Test de maths, pas de panique!
On ne pouvait conclure cette entrevue sans aborder le sujet qui fâche certains étudiants : le Test de compétence en mathématique (TCM), devenu obligatoire depuis 2020. Sur la question, la doyenne de la Faculté d’éducation a encouragé les étudiants à « ne pas avoir peur des maths ». Selon elle, le Test de maths n’est pas un « défi insurmontable » et ne devrait pas empêcher des gens à se lancer dans le domaine de l’enseignement. « Il y a beaucoup de mythes autour des maths. Souvent, les mythes qui tournent autour des mathématiques sont uniquement des discours. Or, il faut faire la différence entre le discours et la réalité », dit Lace Marie Brogden, ajoutant qu’elle-même n’a « jamais eu peur des maths », parce que, « les maths ne sont pas si difficiles que ça ».
« On planifie pour que la planification se défasse. (..) Avec un bon plan, une bonne planification, on peut faire face aux imprévus »

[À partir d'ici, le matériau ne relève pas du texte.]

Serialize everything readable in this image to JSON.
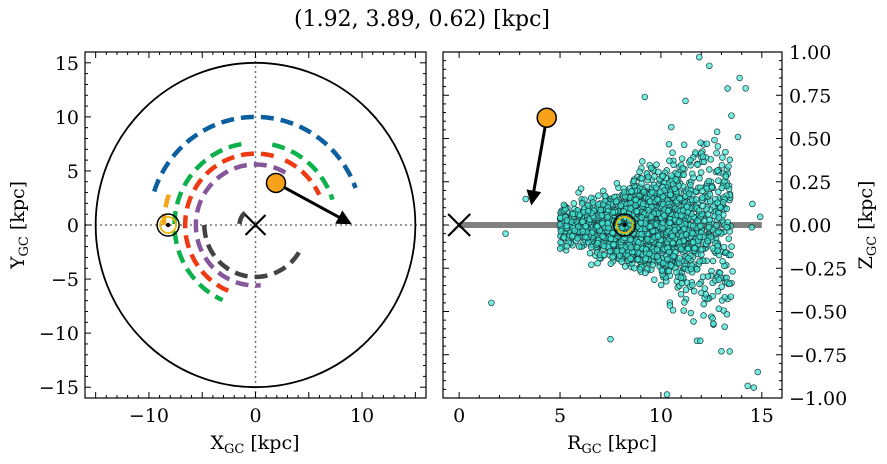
{
  "title": "(1.92, 3.89, 0.62) [kpc]",
  "chart_data": [
    {
      "type": "line",
      "panel": "left",
      "xlabel_main": "X",
      "xlabel_sub": "GC",
      "xlabel_unit": " [kpc]",
      "ylabel_main": "Y",
      "ylabel_sub": "GC",
      "ylabel_unit": " [kpc]",
      "xlim": [
        -16,
        16
      ],
      "ylim": [
        -16,
        16
      ],
      "xticks": [
        -10,
        0,
        10
      ],
      "yticks": [
        -15,
        -10,
        -5,
        0,
        5,
        10,
        15
      ],
      "grid": false,
      "boundary_circle_radius": 15,
      "galactic_center": [
        0,
        0
      ],
      "sun_position": [
        -8.2,
        0
      ],
      "object_position": [
        1.92,
        3.89
      ],
      "velocity_arrow_tip": [
        8.8,
        0.2
      ],
      "spiral_arms": [
        {
          "color": "#0b5f9f",
          "radius": 10.0,
          "theta_start": 162,
          "theta_end": 20
        },
        {
          "color": "#0db14b",
          "radius": 7.6,
          "theta_start": 100,
          "theta_end": 246
        },
        {
          "color": "#0db14b",
          "radius": 7.6,
          "theta_start": 78,
          "theta_end": 18
        },
        {
          "color": "#f6a41a",
          "radius": 8.6,
          "theta_start": 161,
          "theta_end": 180
        },
        {
          "color": "#ee3a12",
          "radius": 6.6,
          "theta_start": 75,
          "theta_end": 252
        },
        {
          "color": "#ee3a12",
          "radius": 6.6,
          "theta_start": 65,
          "theta_end": 25
        },
        {
          "color": "#86579a",
          "radius": 5.6,
          "theta_start": 60,
          "theta_end": 275
        },
        {
          "color": "#434343",
          "radius": 4.8,
          "theta_start": 180,
          "theta_end": 330
        },
        {
          "color": "#434343",
          "radius": 1.5,
          "theta_start": 130,
          "theta_end": 195
        }
      ]
    },
    {
      "type": "scatter",
      "panel": "right",
      "xlabel_main": "R",
      "xlabel_sub": "GC",
      "xlabel_unit": " [kpc]",
      "ylabel_main": "Z",
      "ylabel_sub": "GC",
      "ylabel_unit": " [kpc]",
      "xlim": [
        -0.8,
        16
      ],
      "ylim": [
        -1.0,
        1.0
      ],
      "xticks": [
        0,
        5,
        10,
        15
      ],
      "yticks": [
        -1.0,
        -0.75,
        -0.5,
        -0.25,
        0.0,
        0.25,
        0.5,
        0.75,
        1.0
      ],
      "ytick_labels": [
        "−1.00",
        "−0.75",
        "−0.50",
        "−0.25",
        "0.00",
        "0.25",
        "0.50",
        "0.75",
        "1.00"
      ],
      "grid": false,
      "disk_line": {
        "x": [
          0,
          15
        ],
        "y": 0,
        "color": "#808080"
      },
      "galactic_center": [
        0,
        0
      ],
      "sun_position": [
        8.2,
        0
      ],
      "object_position": [
        4.34,
        0.62
      ],
      "velocity_arrow_tip": [
        3.6,
        0.13
      ],
      "cloud": {
        "color": "#3ee6d6",
        "edge_color": "#1a3a3a",
        "count": 2600,
        "r_min": 5.0,
        "r_max": 13.5,
        "r_center": 8.8,
        "z_spread_inner": 0.06,
        "z_spread_outer": 0.3
      },
      "outlier_points": [
        [
          1.6,
          -0.45
        ],
        [
          3.3,
          0.15
        ],
        [
          2.3,
          -0.05
        ],
        [
          7.5,
          -0.66
        ],
        [
          11.9,
          0.97
        ],
        [
          13.9,
          0.85
        ],
        [
          14.3,
          -0.93
        ],
        [
          14.6,
          -0.94
        ],
        [
          14.2,
          0.79
        ],
        [
          12.6,
          -0.57
        ],
        [
          13.0,
          -0.73
        ],
        [
          10.3,
          -0.98
        ],
        [
          9.2,
          0.74
        ],
        [
          13.4,
          -0.34
        ],
        [
          14.8,
          -0.85
        ],
        [
          12.4,
          0.92
        ]
      ]
    }
  ]
}
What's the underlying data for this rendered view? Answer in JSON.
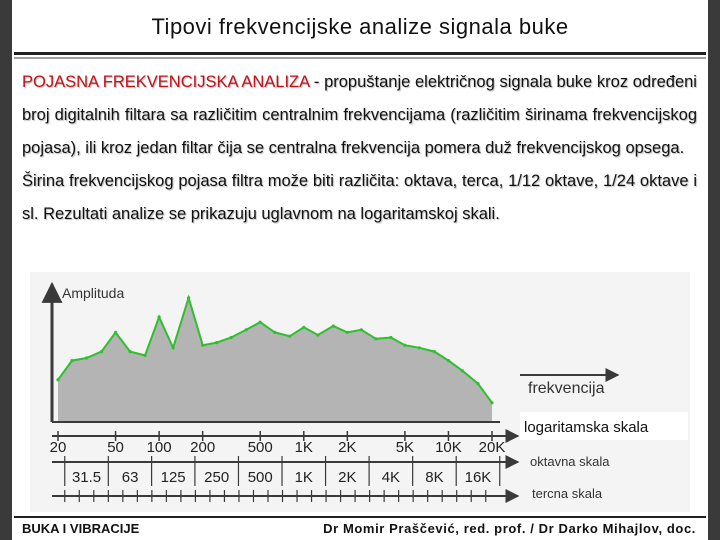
{
  "slide": {
    "title": "Tipovi frekvencijske analize signala buke",
    "paragraph1": {
      "term": "POJASNA FREKVENCIJSKA ANALIZA",
      "text": " - propuštanje električnog signala buke kroz određeni broj digitalnih filtara sa različitim centralnim frekvencijama (različitim širinama frekvencijskog pojasa), ili kroz jedan filtar čija se centralna frekvencija pomera duž frekvencijskog opsega."
    },
    "paragraph2": "Širina frekvencijskog pojasa filtra može biti različita: oktava, terca, 1/12 oktave, 1/24 oktave i sl. Rezultati analize se prikazuju uglavnom na logaritamskoj skali."
  },
  "figure": {
    "y_label": "Amplituda",
    "x_label": "frekvencija",
    "scale_label": "logaritamska skala",
    "octave_label": "oktavna skala",
    "third_label": "tercna skala",
    "log_ticks": [
      "20",
      "50",
      "100",
      "200",
      "500",
      "1K",
      "2K",
      "5K",
      "10K",
      "20K"
    ],
    "octave_ticks": [
      "31.5",
      "63",
      "125",
      "250",
      "500",
      "1K",
      "2K",
      "4K",
      "8K",
      "16K"
    ],
    "colors": {
      "fill": "#b4b4b4",
      "line": "#2fbf2f",
      "axis": "#3a3a3a"
    },
    "chart_data": {
      "type": "area",
      "x": [
        20,
        25,
        31.5,
        40,
        50,
        63,
        80,
        100,
        125,
        160,
        200,
        250,
        315,
        400,
        500,
        630,
        800,
        1000,
        1250,
        1600,
        2000,
        2500,
        3150,
        4000,
        5000,
        6300,
        8000,
        10000,
        12500,
        16000,
        20000
      ],
      "values": [
        0.33,
        0.48,
        0.5,
        0.55,
        0.7,
        0.55,
        0.52,
        0.82,
        0.58,
        0.97,
        0.6,
        0.62,
        0.66,
        0.72,
        0.78,
        0.7,
        0.67,
        0.74,
        0.68,
        0.75,
        0.7,
        0.72,
        0.65,
        0.66,
        0.6,
        0.58,
        0.55,
        0.48,
        0.4,
        0.3,
        0.15
      ],
      "xlabel": "frekvencija",
      "ylabel": "Amplituda",
      "xscale": "log",
      "xlim": [
        20,
        20000
      ],
      "ylim": [
        0,
        1
      ]
    }
  },
  "footer": {
    "left": "BUKA I VIBRACIJE",
    "right": "Dr Momir Praščević, red. prof. / Dr Darko Mihajlov, doc."
  }
}
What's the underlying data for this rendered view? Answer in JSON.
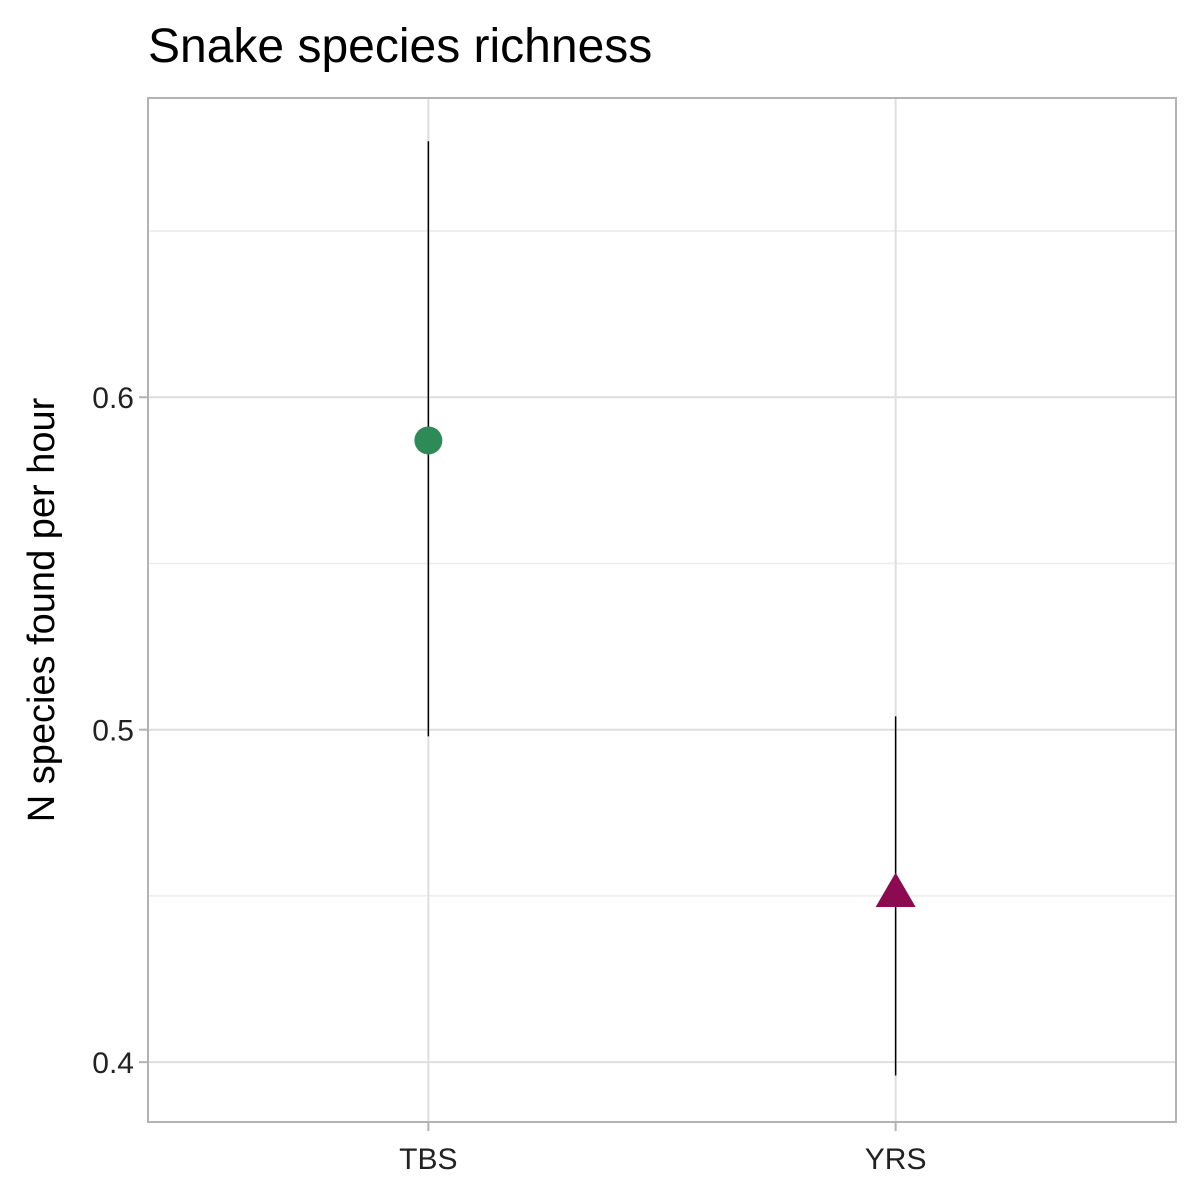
{
  "chart_data": {
    "type": "scatter",
    "title": "Snake species richness",
    "xlabel": "",
    "ylabel": "N species found per hour",
    "categories": [
      "TBS",
      "YRS"
    ],
    "ylim": [
      0.382,
      0.69
    ],
    "yticks": [
      0.4,
      0.5,
      0.6
    ],
    "ytick_labels": [
      "0.4",
      "0.5",
      "0.6"
    ],
    "grid": true,
    "legend": "none",
    "points": [
      {
        "category": "TBS",
        "value": 0.587,
        "lower": 0.498,
        "upper": 0.677,
        "shape": "circle",
        "color": "#2e8b57"
      },
      {
        "category": "YRS",
        "value": 0.451,
        "lower": 0.396,
        "upper": 0.504,
        "shape": "triangle",
        "color": "#8b0a50"
      }
    ]
  }
}
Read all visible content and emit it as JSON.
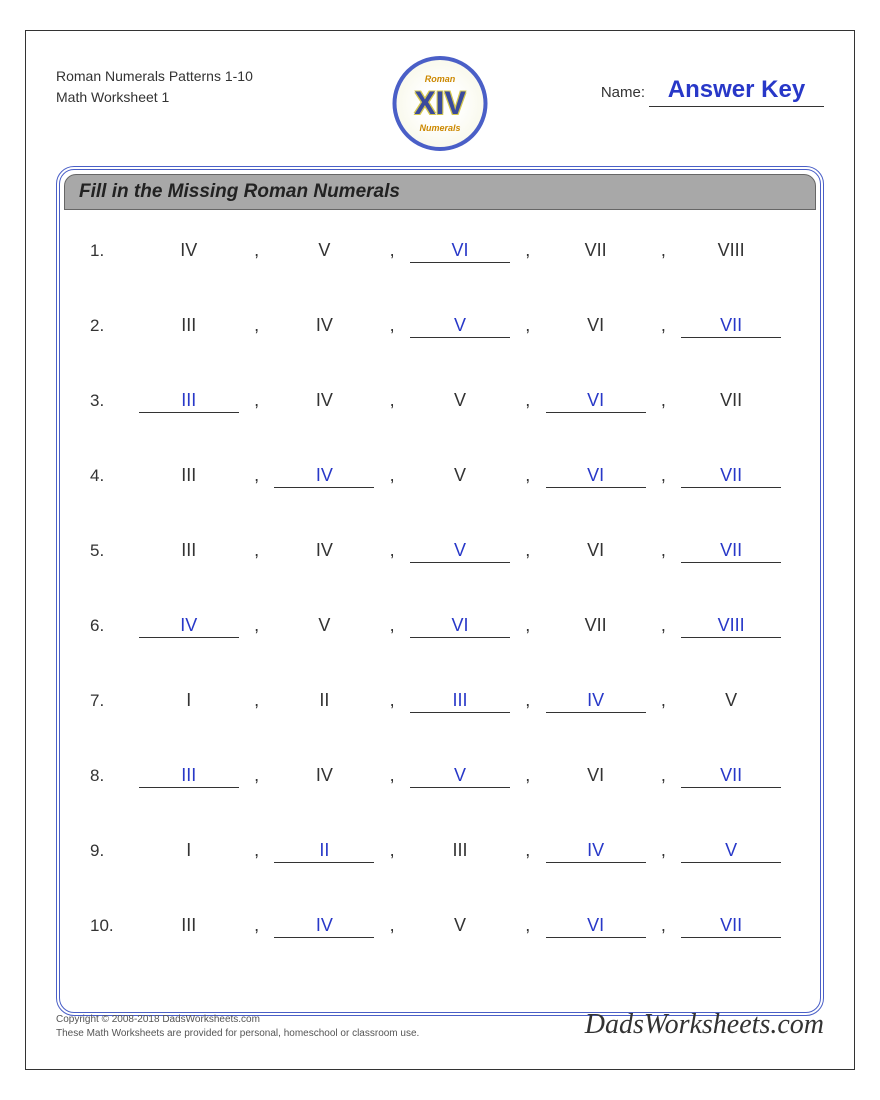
{
  "header": {
    "title_line1": "Roman Numerals Patterns 1-10",
    "title_line2": "Math Worksheet 1",
    "name_label": "Name:",
    "name_value": "Answer Key"
  },
  "logo": {
    "main": "XIV",
    "top": "Roman",
    "bottom": "Numerals"
  },
  "box_title": "Fill in the Missing Roman Numerals",
  "answer_color": "#2838c8",
  "border_color": "#4a5fc7",
  "problems": [
    {
      "num": "1.",
      "cells": [
        {
          "v": "IV",
          "a": false
        },
        {
          "v": "V",
          "a": false
        },
        {
          "v": "VI",
          "a": true
        },
        {
          "v": "VII",
          "a": false
        },
        {
          "v": "VIII",
          "a": false
        }
      ]
    },
    {
      "num": "2.",
      "cells": [
        {
          "v": "III",
          "a": false
        },
        {
          "v": "IV",
          "a": false
        },
        {
          "v": "V",
          "a": true
        },
        {
          "v": "VI",
          "a": false
        },
        {
          "v": "VII",
          "a": true
        }
      ]
    },
    {
      "num": "3.",
      "cells": [
        {
          "v": "III",
          "a": true
        },
        {
          "v": "IV",
          "a": false
        },
        {
          "v": "V",
          "a": false
        },
        {
          "v": "VI",
          "a": true
        },
        {
          "v": "VII",
          "a": false
        }
      ]
    },
    {
      "num": "4.",
      "cells": [
        {
          "v": "III",
          "a": false
        },
        {
          "v": "IV",
          "a": true
        },
        {
          "v": "V",
          "a": false
        },
        {
          "v": "VI",
          "a": true
        },
        {
          "v": "VII",
          "a": true
        }
      ]
    },
    {
      "num": "5.",
      "cells": [
        {
          "v": "III",
          "a": false
        },
        {
          "v": "IV",
          "a": false
        },
        {
          "v": "V",
          "a": true
        },
        {
          "v": "VI",
          "a": false
        },
        {
          "v": "VII",
          "a": true
        }
      ]
    },
    {
      "num": "6.",
      "cells": [
        {
          "v": "IV",
          "a": true
        },
        {
          "v": "V",
          "a": false
        },
        {
          "v": "VI",
          "a": true
        },
        {
          "v": "VII",
          "a": false
        },
        {
          "v": "VIII",
          "a": true
        }
      ]
    },
    {
      "num": "7.",
      "cells": [
        {
          "v": "I",
          "a": false
        },
        {
          "v": "II",
          "a": false
        },
        {
          "v": "III",
          "a": true
        },
        {
          "v": "IV",
          "a": true
        },
        {
          "v": "V",
          "a": false
        }
      ]
    },
    {
      "num": "8.",
      "cells": [
        {
          "v": "III",
          "a": true
        },
        {
          "v": "IV",
          "a": false
        },
        {
          "v": "V",
          "a": true
        },
        {
          "v": "VI",
          "a": false
        },
        {
          "v": "VII",
          "a": true
        }
      ]
    },
    {
      "num": "9.",
      "cells": [
        {
          "v": "I",
          "a": false
        },
        {
          "v": "II",
          "a": true
        },
        {
          "v": "III",
          "a": false
        },
        {
          "v": "IV",
          "a": true
        },
        {
          "v": "V",
          "a": true
        }
      ]
    },
    {
      "num": "10.",
      "cells": [
        {
          "v": "III",
          "a": false
        },
        {
          "v": "IV",
          "a": true
        },
        {
          "v": "V",
          "a": false
        },
        {
          "v": "VI",
          "a": true
        },
        {
          "v": "VII",
          "a": true
        }
      ]
    }
  ],
  "footer": {
    "copyright": "Copyright © 2008-2018 DadsWorksheets.com",
    "note": "These Math Worksheets are provided for personal, homeschool or classroom use.",
    "site": "DadsWorksheets.com"
  }
}
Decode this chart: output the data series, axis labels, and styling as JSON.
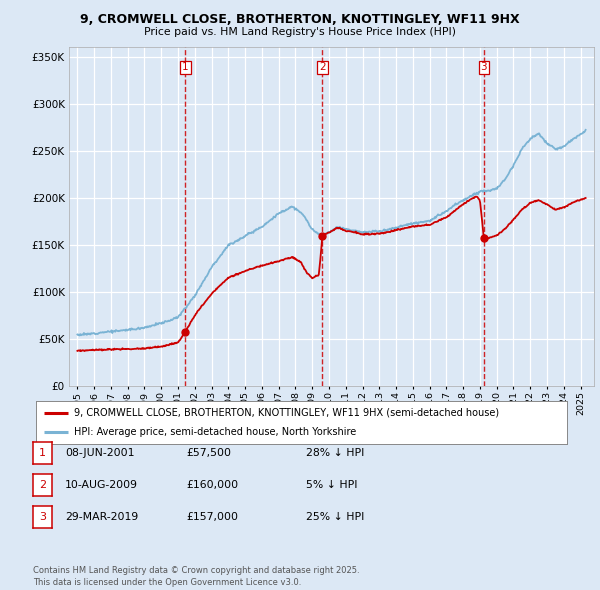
{
  "title": "9, CROMWELL CLOSE, BROTHERTON, KNOTTINGLEY, WF11 9HX",
  "subtitle": "Price paid vs. HM Land Registry's House Price Index (HPI)",
  "ylim": [
    0,
    360000
  ],
  "yticks": [
    0,
    50000,
    100000,
    150000,
    200000,
    250000,
    300000,
    350000
  ],
  "ytick_labels": [
    "£0",
    "£50K",
    "£100K",
    "£150K",
    "£200K",
    "£250K",
    "£300K",
    "£350K"
  ],
  "background_color": "#dce8f5",
  "plot_bg_color": "#dce8f5",
  "grid_color": "#ffffff",
  "sale_dates": [
    2001.44,
    2009.61,
    2019.24
  ],
  "sale_prices": [
    57500,
    160000,
    157000
  ],
  "sale_labels": [
    "1",
    "2",
    "3"
  ],
  "vline_color": "#cc0000",
  "sale_dot_color": "#cc0000",
  "hpi_line_color": "#7ab3d4",
  "price_line_color": "#cc0000",
  "legend_label_1": "9, CROMWELL CLOSE, BROTHERTON, KNOTTINGLEY, WF11 9HX (semi-detached house)",
  "legend_label_2": "HPI: Average price, semi-detached house, North Yorkshire",
  "table_entries": [
    {
      "num": "1",
      "date": "08-JUN-2001",
      "price": "£57,500",
      "hpi": "28% ↓ HPI"
    },
    {
      "num": "2",
      "date": "10-AUG-2009",
      "price": "£160,000",
      "hpi": "5% ↓ HPI"
    },
    {
      "num": "3",
      "date": "29-MAR-2019",
      "price": "£157,000",
      "hpi": "25% ↓ HPI"
    }
  ],
  "footnote": "Contains HM Land Registry data © Crown copyright and database right 2025.\nThis data is licensed under the Open Government Licence v3.0.",
  "xlim_start": 1994.5,
  "xlim_end": 2025.8,
  "xticks": [
    1995,
    1996,
    1997,
    1998,
    1999,
    2000,
    2001,
    2002,
    2003,
    2004,
    2005,
    2006,
    2007,
    2008,
    2009,
    2010,
    2011,
    2012,
    2013,
    2014,
    2015,
    2016,
    2017,
    2018,
    2019,
    2020,
    2021,
    2022,
    2023,
    2024,
    2025
  ]
}
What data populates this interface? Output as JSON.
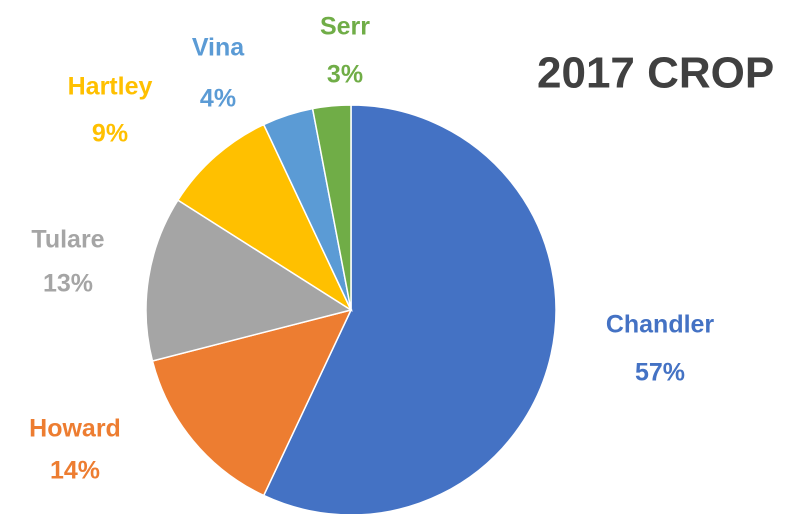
{
  "chart_data": {
    "type": "pie",
    "title": "2017 CROP",
    "categories": [
      "Chandler",
      "Howard",
      "Tulare",
      "Hartley",
      "Vina",
      "Serr"
    ],
    "values": [
      57,
      14,
      13,
      9,
      4,
      3
    ],
    "value_labels": [
      "57%",
      "14%",
      "13%",
      "9%",
      "4%",
      "3%"
    ],
    "colors": [
      "#4472c4",
      "#ed7d31",
      "#a5a5a5",
      "#ffc000",
      "#5b9bd5",
      "#70ad47"
    ]
  }
}
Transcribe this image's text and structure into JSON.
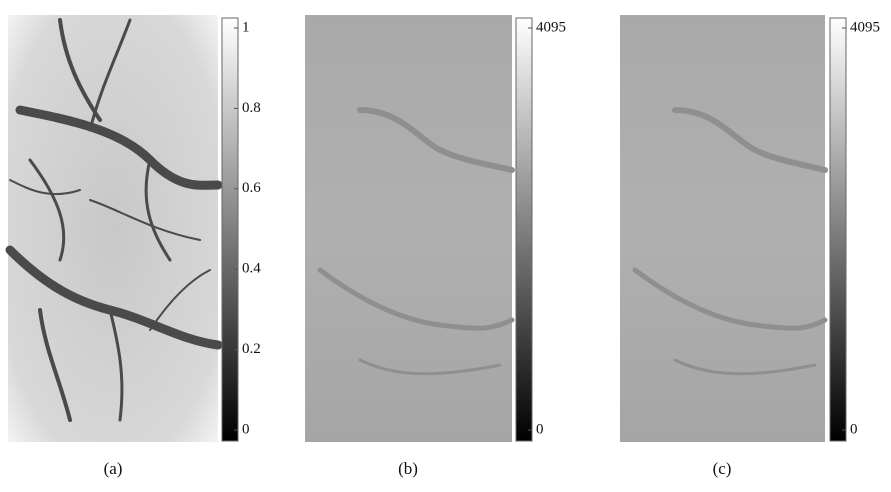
{
  "panels": [
    {
      "caption": "(a)",
      "colorbar": {
        "lim": [
          0,
          1
        ],
        "ticks": [
          0,
          0.2,
          0.4,
          0.6,
          0.8,
          1
        ]
      }
    },
    {
      "caption": "(b)",
      "colorbar": {
        "lim": [
          0,
          4095
        ],
        "ticks": [
          0,
          4095
        ]
      }
    },
    {
      "caption": "(c)",
      "colorbar": {
        "lim": [
          0,
          4095
        ],
        "ticks": [
          0,
          4095
        ]
      }
    }
  ]
}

« Courage, ne lâchez pas! », dit en substance la doyenne Brogden en saluant la résilience des étudiants face à la COVID-19, qui a occasionné la suspension des cours en présentiel de la Faculté d’éducation depuis le 12 mars 2020. « On planifie pour que la planification se défasse. C’est ce que j’ai toujours dit aux enseignants en formation, même aux étudiants quand j’enseignais. Juste pour dire qu’avec un bon plan, une bonne planification, on peut faire face aux imprévus. Cela nous permet de nous adapter. Je dois continuer à planifier même si je ne peux pas vous dire ce qui adviendra pour les stages. On ne sait pas encore avec le test de maths, pour les dates et les lieux, etc., mais on continue », a-t-elle conclu.